Halloween is only a couple of days over two weeks away, and I’m sure the youngsters are already busy deciding what to wear for the occasion. Hopefully our mild weather will hold on so they can have a good time when they are out Trick or Treating. All our area communities, Clare, Farwell and Harrison, will hold their annual hours on the 31st, which falls on Monday this year. Harrison hours will be from 5 to 7 pm; Farwell’s Trick or Treat hours are from 5:30 – 7:30 pm; Clare, Rosebush, Coleman and Mt. Pleasant will all have Trick or Treat hours from 6 to 8 pm.
I love holidays, but Halloween is one of my all-time favorites. As a youngster, months of planning went into the costume. When the big night finally arrived trick or treating in town was always topped off at the annual school Halloween Carnival, complete with a costume contest and even a bonfire out in back of the school, complete with marshmallows to roast.

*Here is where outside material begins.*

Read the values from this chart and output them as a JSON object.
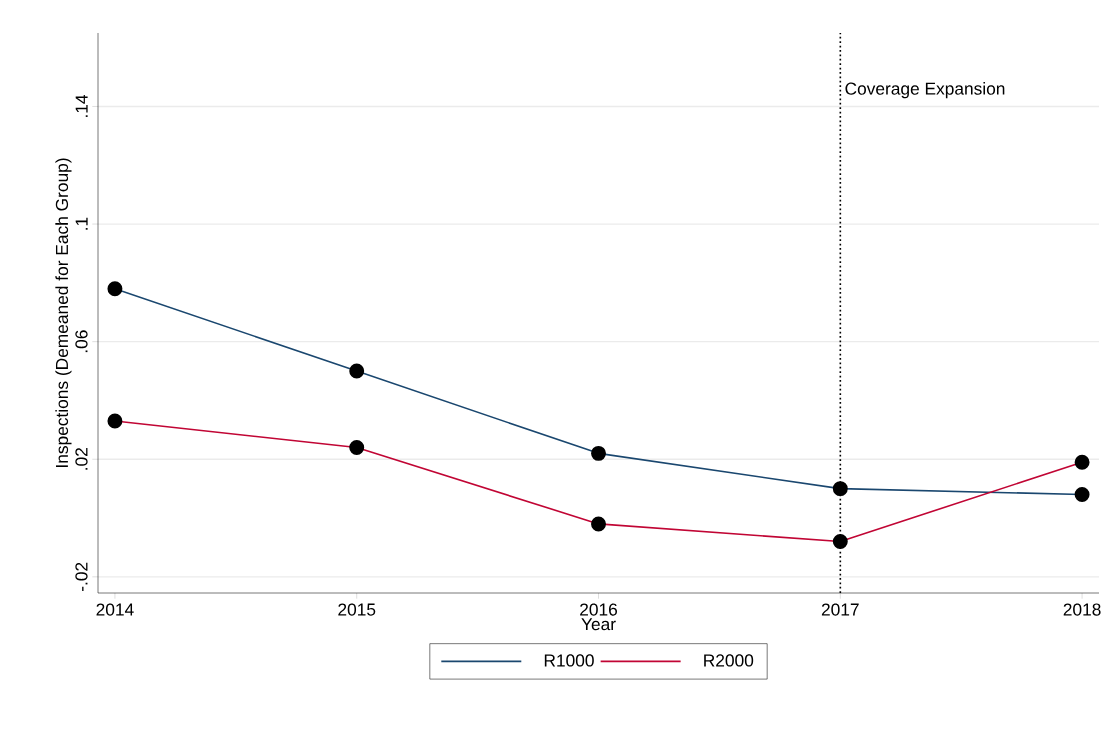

Guess I never really grew up – no surprise there Jack would say – because when our youngsters were little I always got dressed up and went trick or treating with them. When they got a little older and no longer wanted Mom as a chaperone, I still got dressed up and sort of “hung around” our own front door waiting to scare certain selected neighborhood youngsters. Later in the evening I would go out and ring a few friends’ doorbells as well. Some of those people are still wondering who that old hag was…
Now that I am a bit older, and a “semi-retired” respectable business person, I try to limit the shenanigans like a “sedate” old lady should.
In fact, Halloween is almost as popular with the adult set as New Year’s Eve. One in every four adults “dresses up” for the occasion.
Halloween originated as “All Hallows Eve,” the holy evening before All Saint’s Day. It was once a night to really be feared, when many believed the souls of dead wandered freely. In Celtic history, these wandering spirits were offered food and drink, then “tricked” into leaving town.
Even before the Celts, the Druids (an order of priests in ancient Gaul and Britain) believed that on Halloween, ghosts, spirits, witches and elves came out to harm people.
Jack-o-lanterns originated with an Irish tale about a man named Jack who couldn’t enter heaven because of his miserliness and couldn’t get into hell because he played practical jokes on the devil, so he was condemned to walk the earth with his lantern until “judgment day.”
Black cats, another Halloween staple, were believed in ancient days to be humans being punished for evil deeds during their life.
Whatever the origins, Halloween these days is simply ghoulishly fun for young and old alike.
Fun fact for all you “weather watchers” out there. October 2nd was the first snow flurries in Michigan, spotted at Negaunee, southwest of Marquette. In the Mitten, the first snowflakes were spotted in Gaylord on October 7th.